Iran’s grasp is loosening on its eastern borders

On April 4, Iranian media reported a series of attacks by the Baluch separatist group Jaish al-Adl in Iran’s Sistan and Baluchistan Province. The militants claimed they targeted six regime outposts in the port city of Chabahar and the border town Rask, which are more than 100 miles apart.

Gunmen targeted four government buildings in Chabahar, including the Islamic Revolutionary Guard Force’s (IRGC) Chabahar Headquarters, the Maritime Division of the local Border Guard Command, the local law enforcement’s Criminal Investigation Department, and a local police station. Rask, situated on Iran’s border with Pakistan, saw similar-style offenses on the IRGC regional base and the local IRGC outpost. According to state media, 18 militants and 11 regime security personnel, including 7 IRGC members, were killed in the clashes.

Jaish al-Adl, preceded by Jundallah, is a Sunni Blouch separatist group designated by both the United States and Iran as a terrorist entity. Despite the group characterizing itself as the defender of Baluch rights, the Islamic Republic labels them as “Zionist conspirators.” Throughout the last decade, Jaish al-Adl has carried out more than 15 attacks in Iran’s Baluchistan Province and killed at least 60 Iranian law enforcement and IRGC personnel.

In the most recent clashes, Iran alleged that the group abducted civilian hostages. Jaish al-Adl denied the accusations and added that they called for a temporary ceasefire to allow civilians to flee. Iranian state media did not report any civilian casualties.

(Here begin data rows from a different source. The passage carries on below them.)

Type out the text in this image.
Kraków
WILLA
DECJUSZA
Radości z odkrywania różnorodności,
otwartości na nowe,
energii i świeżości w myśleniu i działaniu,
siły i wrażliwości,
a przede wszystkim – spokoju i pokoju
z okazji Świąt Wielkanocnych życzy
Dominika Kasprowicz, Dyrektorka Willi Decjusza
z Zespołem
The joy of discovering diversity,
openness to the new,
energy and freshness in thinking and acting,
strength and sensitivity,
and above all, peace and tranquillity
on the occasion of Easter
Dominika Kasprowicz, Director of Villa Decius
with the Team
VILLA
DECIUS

Iran and Pakistan Fail to Coordinate, Despite Sharing the Threat

Baluch separatism implicates both Iranian and Pakistani sovereignty, yet the two countries have shown limited willingness to cooperatively address this shared concern. Following the Dec. 2023 Jaish al-Adl attack on Rask, Iran carried out a series of missile and drone strikes in Pakistani Baluchistan, claiming to have targeted militants hiding in Pakistan. This move inevitably angered Pakistan, which prompted the country to strike Iranian villages by its borders. Diplomatic relations deteriorated as a result, with Pakistan recalling its ambassador and Iran threatening Pakistan with military escalation. The two countries eventually healed their broken ties, and the Pakistani Ambassador to Iran was quick to condemn the most recent Jaish al-Adl attacks.

Iran’s “non-Iranians”

Iran’s Baluchistan Province has faced systemic neglect and is considered Iran’s most impoverished province, making it a tinderbox for anti-regime protests. To avoid taking responsibility for this population, the Islamic Republic often describes its Baluch community as “foreign nationals” and “non-Iranians.” For instance, in the aftermath of the Pakistani bombing of Iranian villages earlier this year that killed four children, the regime sought to downplay the attacks by claiming that the victims were “non-Iranians.”

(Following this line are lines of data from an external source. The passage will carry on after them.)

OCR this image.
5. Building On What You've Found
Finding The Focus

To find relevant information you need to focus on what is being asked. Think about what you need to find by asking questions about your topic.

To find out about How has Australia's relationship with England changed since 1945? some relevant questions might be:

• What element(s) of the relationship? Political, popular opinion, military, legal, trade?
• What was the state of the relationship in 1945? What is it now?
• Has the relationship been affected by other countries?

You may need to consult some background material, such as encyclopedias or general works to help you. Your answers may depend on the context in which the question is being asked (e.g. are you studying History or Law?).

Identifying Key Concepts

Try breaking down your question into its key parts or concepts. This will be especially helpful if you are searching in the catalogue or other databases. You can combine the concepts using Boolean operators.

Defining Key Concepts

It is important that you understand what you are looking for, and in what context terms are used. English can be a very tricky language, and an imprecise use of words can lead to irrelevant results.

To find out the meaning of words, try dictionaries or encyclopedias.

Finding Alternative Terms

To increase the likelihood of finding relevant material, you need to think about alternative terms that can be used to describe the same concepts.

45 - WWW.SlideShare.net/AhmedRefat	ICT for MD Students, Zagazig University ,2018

Similarly, Iranian media again alleged that all the militants in the recent clashes were not Iranian. This “other”-ing rhetoric offers convenient avenues for the regime to both evade responsibility over their treatment of the Baluch people while providing an escape hatch to selectively de-escalate with neighboring countries.

Janatan Sayeh is a research analyst at the Foundation for Defense of Democracies focused on Iranian domestic affairs and the Islamic Republic’s regional malign influence.